Here is a backtrace with gdb (remade from the source from packages.ubuntu.com):

#0 0xb7ead2a3 in strlen () from /lib/tls/i686/cmov/libc.so.6
#1 0xb7e812e4 in vfprintf () from /lib/tls/i686/cmov/libc.so.6
#2 0xb7e7dd7c in cuserid () from /lib/tls/i686/cmov/libc.so.6
#3 0xb7e7dfbb in vfprintf () from /lib/tls/i686/cmov/libc.so.6
#4 0xb7e866af in fprintf () from /lib/tls/i686/cmov/libc.so.6
#5 0x080497b2 in print_stats () at dd.c:553
#6 0x0804b3fa in main (argc=5, argv=0xbfea0c24) at dd.c:600

If you take a look at dd.c on line 553 you have that:

fprintf (stderr,
    ngettext ("1 byte (1 B) copied",
       "%"PRIuMAX" bytes (%s) copied",
       MIN (w_bytes, ULONG_MAX)),
    w_bytes,
    human_readable (w_bytes, hbuf, human_opts, 1, 1));

If more than one byte is transferred, the second line in ngettext is used (the plural one) and the first format ("%"PRIuMax which give something like %ul) will load MIN (w_bytes, ULONG_MAX). After that, fprintf will load the next arg for the symbol %s and this arg is w_bytes which is an unsigned long I guess. It is not a string, so it will crash the strlen inside fprintf. Here is the segfault. I guess w_bytes as a third argument has no reason to exist. The third argument has to be the actual fourth: human_readable(....)

If only a byte is transferred, you not have the segfault because there is no format chars wich load next arguments, this because the singular line will be used.

Here is a small patch to correct this:

--- dd (copie).c 2005-11-02 14:18:47.000000000 +0100
+++ dd.c 2006-06-21 06:35:56.000000000 +0200
@@ -554,7 +554,6 @@
     ngettext ("1 byte (1 B) copied",
        "%"PRIuMAX" bytes (%s) copied",
        MIN (w_bytes, ULONG_MAX)),
- w_bytes,
     human_readable (w_bytes, hbuf, human_opts, 1, 1));

   if (start_time < now)

Note that I have a new bug now with this patch: "%"PRIuMAX" should give "%llu" by me. But on output it gives (as an example):

%<PRIuMAX> octets (3 B) copiés, 0,000179 seconde, 16,8 kB/s

That's strange, I can't understand that....

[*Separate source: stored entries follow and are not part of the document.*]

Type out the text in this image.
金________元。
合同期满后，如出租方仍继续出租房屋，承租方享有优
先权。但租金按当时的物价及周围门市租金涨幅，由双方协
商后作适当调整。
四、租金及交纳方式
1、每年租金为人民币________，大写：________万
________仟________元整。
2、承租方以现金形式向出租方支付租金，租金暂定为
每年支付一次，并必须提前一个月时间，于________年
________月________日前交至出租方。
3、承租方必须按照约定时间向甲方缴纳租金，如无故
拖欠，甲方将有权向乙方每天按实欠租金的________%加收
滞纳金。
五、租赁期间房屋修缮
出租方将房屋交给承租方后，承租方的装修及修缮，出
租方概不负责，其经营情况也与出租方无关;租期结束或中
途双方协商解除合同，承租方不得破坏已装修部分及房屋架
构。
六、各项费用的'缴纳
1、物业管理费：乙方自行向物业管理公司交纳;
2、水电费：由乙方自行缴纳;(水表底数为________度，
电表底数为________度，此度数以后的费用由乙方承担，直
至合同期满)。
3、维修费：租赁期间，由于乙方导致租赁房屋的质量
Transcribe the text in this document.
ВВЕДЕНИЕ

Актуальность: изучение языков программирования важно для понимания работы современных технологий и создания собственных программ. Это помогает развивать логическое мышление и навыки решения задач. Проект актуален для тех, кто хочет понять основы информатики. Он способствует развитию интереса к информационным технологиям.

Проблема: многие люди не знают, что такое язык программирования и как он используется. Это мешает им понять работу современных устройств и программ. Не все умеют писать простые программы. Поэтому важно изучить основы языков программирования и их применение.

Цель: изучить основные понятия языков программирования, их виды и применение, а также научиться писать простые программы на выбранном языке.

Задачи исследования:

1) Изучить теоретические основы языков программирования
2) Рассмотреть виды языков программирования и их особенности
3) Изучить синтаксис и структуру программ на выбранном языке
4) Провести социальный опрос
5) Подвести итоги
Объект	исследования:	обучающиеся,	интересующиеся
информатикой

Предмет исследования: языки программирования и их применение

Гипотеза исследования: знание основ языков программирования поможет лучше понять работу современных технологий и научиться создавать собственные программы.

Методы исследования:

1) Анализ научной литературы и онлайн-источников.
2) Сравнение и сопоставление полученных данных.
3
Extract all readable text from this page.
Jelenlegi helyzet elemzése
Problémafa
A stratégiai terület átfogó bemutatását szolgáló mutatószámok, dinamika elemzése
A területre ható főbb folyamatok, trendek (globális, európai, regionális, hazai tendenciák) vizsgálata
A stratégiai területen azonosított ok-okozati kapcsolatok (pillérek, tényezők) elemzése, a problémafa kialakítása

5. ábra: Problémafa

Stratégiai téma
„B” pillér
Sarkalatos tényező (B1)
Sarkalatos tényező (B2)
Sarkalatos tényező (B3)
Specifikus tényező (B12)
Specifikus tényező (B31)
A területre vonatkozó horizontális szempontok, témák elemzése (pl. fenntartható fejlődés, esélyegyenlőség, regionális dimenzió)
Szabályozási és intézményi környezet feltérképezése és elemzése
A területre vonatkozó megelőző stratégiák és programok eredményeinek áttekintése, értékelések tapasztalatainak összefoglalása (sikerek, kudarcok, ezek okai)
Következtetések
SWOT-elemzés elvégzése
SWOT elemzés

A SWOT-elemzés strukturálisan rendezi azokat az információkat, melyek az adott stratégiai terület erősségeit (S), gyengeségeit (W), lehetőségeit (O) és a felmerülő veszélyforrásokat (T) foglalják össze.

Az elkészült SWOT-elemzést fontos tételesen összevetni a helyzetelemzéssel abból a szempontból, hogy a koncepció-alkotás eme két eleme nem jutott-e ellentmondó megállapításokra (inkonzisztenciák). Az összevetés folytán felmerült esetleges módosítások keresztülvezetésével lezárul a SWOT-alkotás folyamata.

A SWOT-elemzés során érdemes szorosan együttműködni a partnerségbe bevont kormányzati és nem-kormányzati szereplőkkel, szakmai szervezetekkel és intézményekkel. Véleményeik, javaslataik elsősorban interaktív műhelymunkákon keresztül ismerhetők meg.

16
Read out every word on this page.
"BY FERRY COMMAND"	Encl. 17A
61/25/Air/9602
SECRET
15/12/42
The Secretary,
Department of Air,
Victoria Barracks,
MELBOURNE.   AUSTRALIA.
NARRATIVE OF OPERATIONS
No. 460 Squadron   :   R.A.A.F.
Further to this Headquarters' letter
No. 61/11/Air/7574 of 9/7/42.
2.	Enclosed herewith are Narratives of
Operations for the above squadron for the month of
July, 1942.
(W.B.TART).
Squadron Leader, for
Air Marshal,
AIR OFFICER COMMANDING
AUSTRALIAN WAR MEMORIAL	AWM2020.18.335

Oops, sorry for this double post.

Yep it seems you're right Xavier I made a mistake about the ngettext process.
But that's strange: PRIuMAX is defined in system.h (on the same folder than dd.c) and this file is included in dd.c

On my system dd segfaults if I send a USR1 signal to make it print statistics:

start in first terminal:
dd if=/dev/zero of=/dev/null

start in second terminal:
kill -USR1 [pid_of_dd]

Output from dd:
17373419+0 records in
17373418+0 records out
Segmentation fault

[Expired for coreutils (Ubuntu) because there has been no activity for 60 days.]